An intriguing meeting took place in the Vatican today between a leading exponent of a political current known as the “theo-dems,” meaning center-left politicians inspired by Catholic values, and the Vatican’s leading hawk on issues of sexuality and the family. The encounter symbolizes two different visions of the church’s engagement in the Western “culture wars” – one moderate and dialogic, the other clear and uncompromising.

Indirectly, the session raises a crucial question, with implications far beyond Italy: To what extent can the more moderate tendency find a “right of citizenship” in a church that in many ways stresses a harder line?

Italy’s Minister of the Family, a 56-year-old devout Catholic politician named Rosy Bindi, met Cardinal Alfonso Lopez Trujillo, 70, President of the Pontifical Council for the Family, in Lopez Trujillo’s Vatican office.

Though no statement was issued after the session, the two almost certainly discussed Bindi’s willingness to entertain proposals for the civil registration of unmarried, “de facto” couples, including same-sex couples, a proposal Lopez and other church officials have strongly opposed.

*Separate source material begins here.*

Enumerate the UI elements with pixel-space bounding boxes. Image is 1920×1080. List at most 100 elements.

On most other cultural issues, Bindi and Lopez are in near-perfect harmony. Bindi opposes gay marriage and adoption rights for homosexuals, and has made clear that the government of Romano Prodi has no intention of introducing legislation that would equate same-sex unions with marriage.

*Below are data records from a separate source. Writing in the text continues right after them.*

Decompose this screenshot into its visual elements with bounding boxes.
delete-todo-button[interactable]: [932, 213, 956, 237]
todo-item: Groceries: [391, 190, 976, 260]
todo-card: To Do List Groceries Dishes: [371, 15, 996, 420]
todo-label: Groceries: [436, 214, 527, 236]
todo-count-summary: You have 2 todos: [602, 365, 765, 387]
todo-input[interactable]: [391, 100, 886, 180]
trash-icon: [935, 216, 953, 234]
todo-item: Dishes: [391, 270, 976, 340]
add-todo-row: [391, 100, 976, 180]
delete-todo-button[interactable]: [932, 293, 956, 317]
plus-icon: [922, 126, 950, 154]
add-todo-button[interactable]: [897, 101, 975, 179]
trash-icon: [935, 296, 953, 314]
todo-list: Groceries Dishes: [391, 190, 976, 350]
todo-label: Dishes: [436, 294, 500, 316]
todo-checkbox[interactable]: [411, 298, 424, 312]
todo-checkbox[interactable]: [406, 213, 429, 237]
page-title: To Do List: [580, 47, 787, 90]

“The word ‘pacs’ does not appear in our agenda,” Bindi has said, referring to the French acronym which has become a shorthand reference for civil equivalents of marriage in European discourse. "We speak of civil unions, of guaranteeing rights."

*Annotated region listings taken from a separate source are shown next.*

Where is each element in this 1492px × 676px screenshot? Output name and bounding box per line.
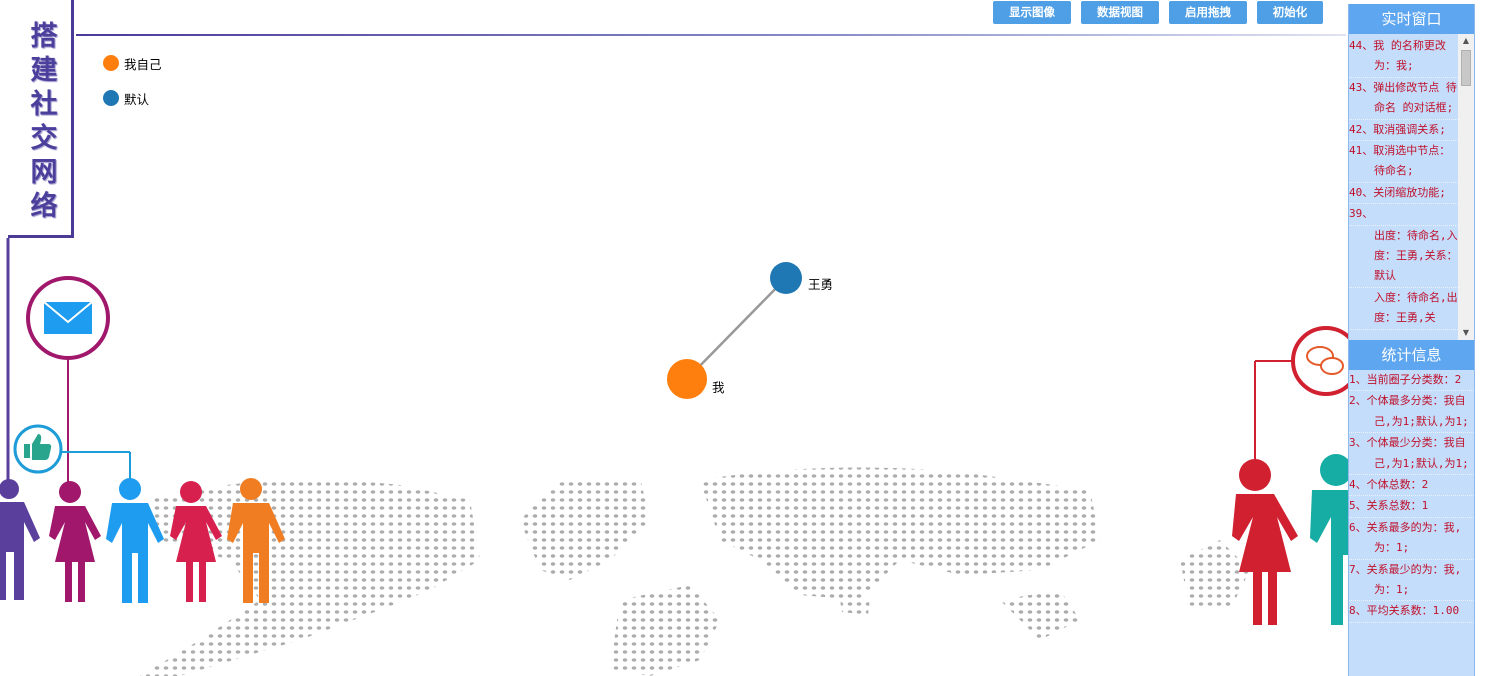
stat-entry: 2、个体最多分类：我自己,为1;默认,为1;: [1349, 391, 1474, 434]
legend-dot: [103, 55, 119, 71]
stat-entry: 8、平均关系数：1.00: [1349, 601, 1474, 623]
legend-item-self[interactable]: 我自己: [103, 54, 162, 72]
show-image-button[interactable]: 显示图像: [993, 1, 1071, 24]
mail-icon: [26, 276, 110, 360]
log-scrollbar[interactable]: ▲ ▼: [1458, 34, 1474, 340]
log-entry: 43、弹出修改节点 待命名 的对话框;: [1349, 78, 1458, 120]
realtime-log[interactable]: 44、我 的名称更改为：我; 43、弹出修改节点 待命名 的对话框; 42、取消强调…: [1349, 34, 1474, 340]
legend-dot: [103, 90, 119, 106]
stats-panel: 统计信息 1、当前圈子分类数：2 2、个体最多分类：我自己,为1;默认,为1; 3、…: [1348, 340, 1475, 676]
log-entry: 42、取消强调关系;: [1349, 120, 1458, 142]
title-char: 社: [30, 89, 58, 120]
node-label-wangyong: 王勇: [808, 277, 834, 292]
thumbs-up-icon: [13, 424, 63, 474]
log-entry: 40、关闭缩放功能;: [1349, 183, 1458, 205]
stat-entry: 7、关系最少的为：我,为：1;: [1349, 560, 1474, 602]
log-entry: 出度：待命名,入度：王勇,关系：默认: [1349, 226, 1458, 288]
log-list: 44、我 的名称更改为：我; 43、弹出修改节点 待命名 的对话框; 42、取消强调…: [1349, 34, 1474, 330]
legend-item-default[interactable]: 默认: [103, 89, 149, 107]
stats-panel-title: 统计信息: [1349, 340, 1474, 370]
app-stage: 搭 建 社 交 网 络 显示图像 数据视图 启用拖拽 初始化 我自己 默认 王勇…: [0, 0, 1492, 676]
header-rule: [76, 34, 1346, 36]
scroll-thumb[interactable]: [1461, 50, 1471, 86]
stat-entry: 4、个体总数：2: [1349, 475, 1474, 497]
scroll-up-icon[interactable]: ▲: [1458, 34, 1474, 48]
enable-drag-button[interactable]: 启用拖拽: [1169, 1, 1247, 24]
title-char: 建: [30, 55, 58, 86]
legend-label: 默认: [124, 91, 150, 107]
node-label-self: 我: [712, 380, 725, 395]
title-char: 网: [30, 157, 58, 188]
background-illustration: [0, 11, 1472, 676]
world-map-dots: [140, 467, 1250, 676]
log-entry: 39、: [1349, 204, 1458, 226]
graph-node-wangyong[interactable]: [770, 262, 802, 294]
title-char: 络: [30, 191, 58, 222]
scroll-down-icon[interactable]: ▼: [1458, 326, 1474, 340]
page-title: 搭 建 社 交 网 络: [27, 20, 61, 224]
graph-node-self[interactable]: [667, 359, 707, 399]
data-view-button[interactable]: 数据视图: [1081, 1, 1159, 24]
initialize-button[interactable]: 初始化: [1257, 1, 1323, 24]
stat-entry: 3、个体最少分类：我自己,为1;默认,为1;: [1349, 433, 1474, 476]
log-entry: 入度：待命名,出度：王勇,关: [1349, 288, 1458, 330]
log-entry: 44、我 的名称更改为：我;: [1349, 36, 1458, 78]
title-char: 搭: [30, 21, 58, 52]
realtime-panel: 实时窗口 44、我 的名称更改为：我; 43、弹出修改节点 待命名 的对话框; 42…: [1348, 4, 1475, 340]
stat-entry: 5、关系总数：1: [1349, 496, 1474, 518]
stat-entry: 6、关系最多的为：我,为：1;: [1349, 518, 1474, 560]
stats-list: 1、当前圈子分类数：2 2、个体最多分类：我自己,为1;默认,为1; 3、个体最少分…: [1349, 370, 1474, 676]
stats-lines: 1、当前圈子分类数：2 2、个体最多分类：我自己,为1;默认,为1; 3、个体最少分…: [1349, 370, 1474, 623]
realtime-panel-title: 实时窗口: [1349, 4, 1474, 34]
log-entry: 41、取消选中节点：待命名;: [1349, 141, 1458, 183]
stat-entry: 1、当前圈子分类数：2: [1349, 370, 1474, 392]
title-char: 交: [30, 123, 58, 154]
legend-label: 我自己: [124, 56, 162, 72]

“One can’t think of putting the family founded on marriage and other forms of living together on the same level,” Bindi said, “and not just because the pope says so.”

Yet the fracture between Bindi and Lopez Trujillo on civil unions reflects a wider divergence in Catholic opinion – between those who believe that the state has to make some concession to new social realities in order to protect individual rights, and those who insist that any concession to the dissolution of the traditional family unit invites a slippery slope.

More broadly, some Italian Catholics see figures such as Bindi as a God-send, a way of keeping Catholic values alive in political and cultural circles often hostile to the church. Others, however, see her attempt to reconcile Catholicism with the post-modern political left as an effort to merge matter and anti-matter which the church should reject.

It’s a quandry with which Catholic politicians elsewhere, including Democrats in the United States, can easily identify.

Few politicians anywhere in the world, of any ideological stripe, can stake a better personal claim to Catholic credentials than Bindi.

Born in 1951 in Sinalunga, Bindi attended the University of Siena and quickly became enrolled in Catholic Action, by far the largest and most influential lay organization in Italy. Catholic Action has long been seen as the moderate and “mainstream” lay group in Italian Catholicism, while Communion and Liberation, founded by Fr. Luigi Giussani, is the more conservative alternative.

Bindi says that her life changed on Feb. 19, 1980, when she witnessed the assassination of her mentor, Vittorio Bachelet, by a commander of the Red Brigade terrorist group. Bachelet was a former president of Catholic Action as well as a former vice-president of the Pontifical Council for the Family. Afterwards, Bindi dedicated herself to Bachelet’s project of bringing Catholic values to political life.

As a member of the opposition party under former conservative Prime Minister Silvio Berlusconi, Bindi was a strong opponent of the war in Iraq. After elections last May brought the center-left under Prime Minister Romano Prodi to power, Bindi was selected as Italy’s first-ever “Minister of the Family,” a position which has put her on the front lines of the culture wars.

Bindi has said that she sees the center-left as a “grand common home” for secularists and Catholics alike.

“Look, I appear sometimes as a Catholic of the center-left, which can take positions that are a little critical with regard to the church,” she said. “Now, my being a believer will be put to the test: I’ll have to find a synthesis between my values, and my respect for pluralism and the evolution of society, for different ideas and inclinations.”

Today's meeting suggests the search for that synthesis continues.